# Denial...



## Just Tired Of It All (Oct 22, 2011)

Although there's never a good excuse for cheating or for lying, there are some reasons why men often fail to tell the truth about their horrible behavior. Let's look at why cheating boyfriends and husbands deny the truth.

Reason 1: Character Issues

Some cheaters are just plain dishonest--through and through. Think about it, anyone who's cheating is already engaging in the worst possible kind of lie. Why should we expect them to become honest when confronted about their disgusting behavior?

Reason 2. Bad Advice

Men often believe bad advice about handling these situations. They're taught (primarily by other men) that their first reaction upon being caught should be outright denial. It's silly. It doesn't work. But they go with what they've been told, stupidly claiming "it wasn't me" even when we know better.

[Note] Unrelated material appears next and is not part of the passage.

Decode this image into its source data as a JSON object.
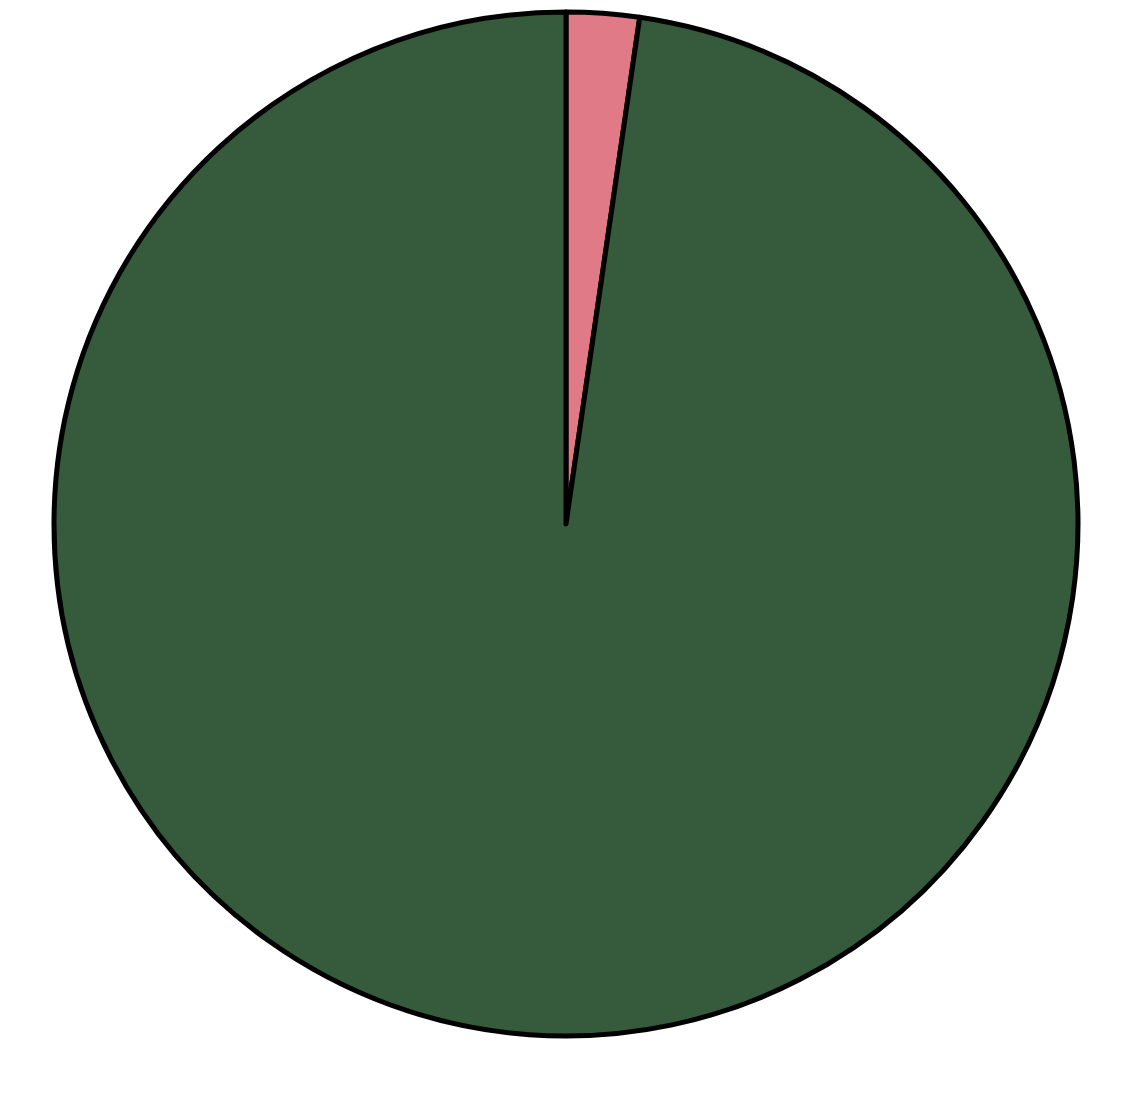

Reason 3. A Matter of Conscience

Sometimes, the cheater actually does feel bad about what he's done. There are cheating boyfriends and cheating husbands who feel absolutely miserable about the fact that they're engaging in betrayal. Some of them may lie about their affairs in hopes of sparing their victim's feelings.

Reason 4. The Don't Want To Split Up

Even though the guy is fooling around, he may want to maintain his relationship with you. I know, that sounds twisted. Welcome to the mind of a cheater, though. In an effort to keep your relationship afloat, the cheater may deny his affair.

Reason 5. Fear

Fear is a big motivator. Guys will lie about their cheating in order to avoid the consequences of being busted. A cheating husband may want to avoid a divorce. A cheating boyfriend might worry about what you'll do and what will happen to him. That fear may lead a guy to deny the truth.

Why do men lie about cheating? There are at least five reasons they won't come clean. Even more important than understanding why guys do the things they do, though, is knowing how to find the truth.


If you even suspect that you're a victim of cheating, you deserve the truth--and you deserve it right now.


Article Source: Why Do Men Lie About Cheating? - The Five Main Reasons




:scratchhead::scratchhead::scratchhead::scratchhead:


AND THEN WE WHO EXPCEPT THIS AND THEY CONTINUE TO CHEAT, IS GIVING THEM NO REASON TO STOP.

I AM GUILTY OF THIS.. I NEVER STUCK TO MY EMPTY THREATS.
SO HE HAD HIS CAKE AND ATE IT TO..
WAS I SCARED OF THE TRUTH. YES
AM I SCARED OF THE TRUTH. YES
AM I DETERMINED TO END IT. YES
DO I KNOW HOW. NOPE 



>>>I USED HIS DENIAL AS MY OWN COPING MECHANISM<<< 

:iagree:


----------



## Chaparral (Jul 17, 2011)

Have you read the 180? What did you get out of it?


----------



## the guy (Aug 3, 2010)

Interesting, this all sound very familar, except for the fact that my wayward was a women.

So my guestions is why do women cheat? ;-)


----------



## Arnold (Oct 25, 2011)

No difference between the genders in this area,IMO. Woemn are cheating prolificly these days and they lie about it for the same reasons.


----------



## HelloooNurse (Apr 12, 2010)

I would say the same reason as men do. Men and women are just a different gender of the SAME species. There's not that much difference between them.


----------



## Just Tired Of It All (Oct 22, 2011)

I have read the 180, just a few days ago so I am trying to amend it somwhat to what applies to my situation. It is an eye opener to say the least. Also it is hard to change the ways I was so accustom to acting or reacting for that matter. But thats exactly why I needed the advice. And I am yet to see if the 180 is going to have any effect at all. I have not stuck to it because as I said it is a hard thing to change. Fly by emotions are a toughy.. but I am going to get the 180 down and see how it goes. I will post any and all actions that come out of it..


----------



## Just Tired Of It All (Oct 22, 2011)

Women are the same as men.. and how it is coped is the same just when you read somthing, replace the he/man words with she/women words and there you have it.. Its the exact same. Just need to twik it to fit your man/women senario!!! Women lie, cheat, deny, defend, affair, repent, repeat just as men do..


----------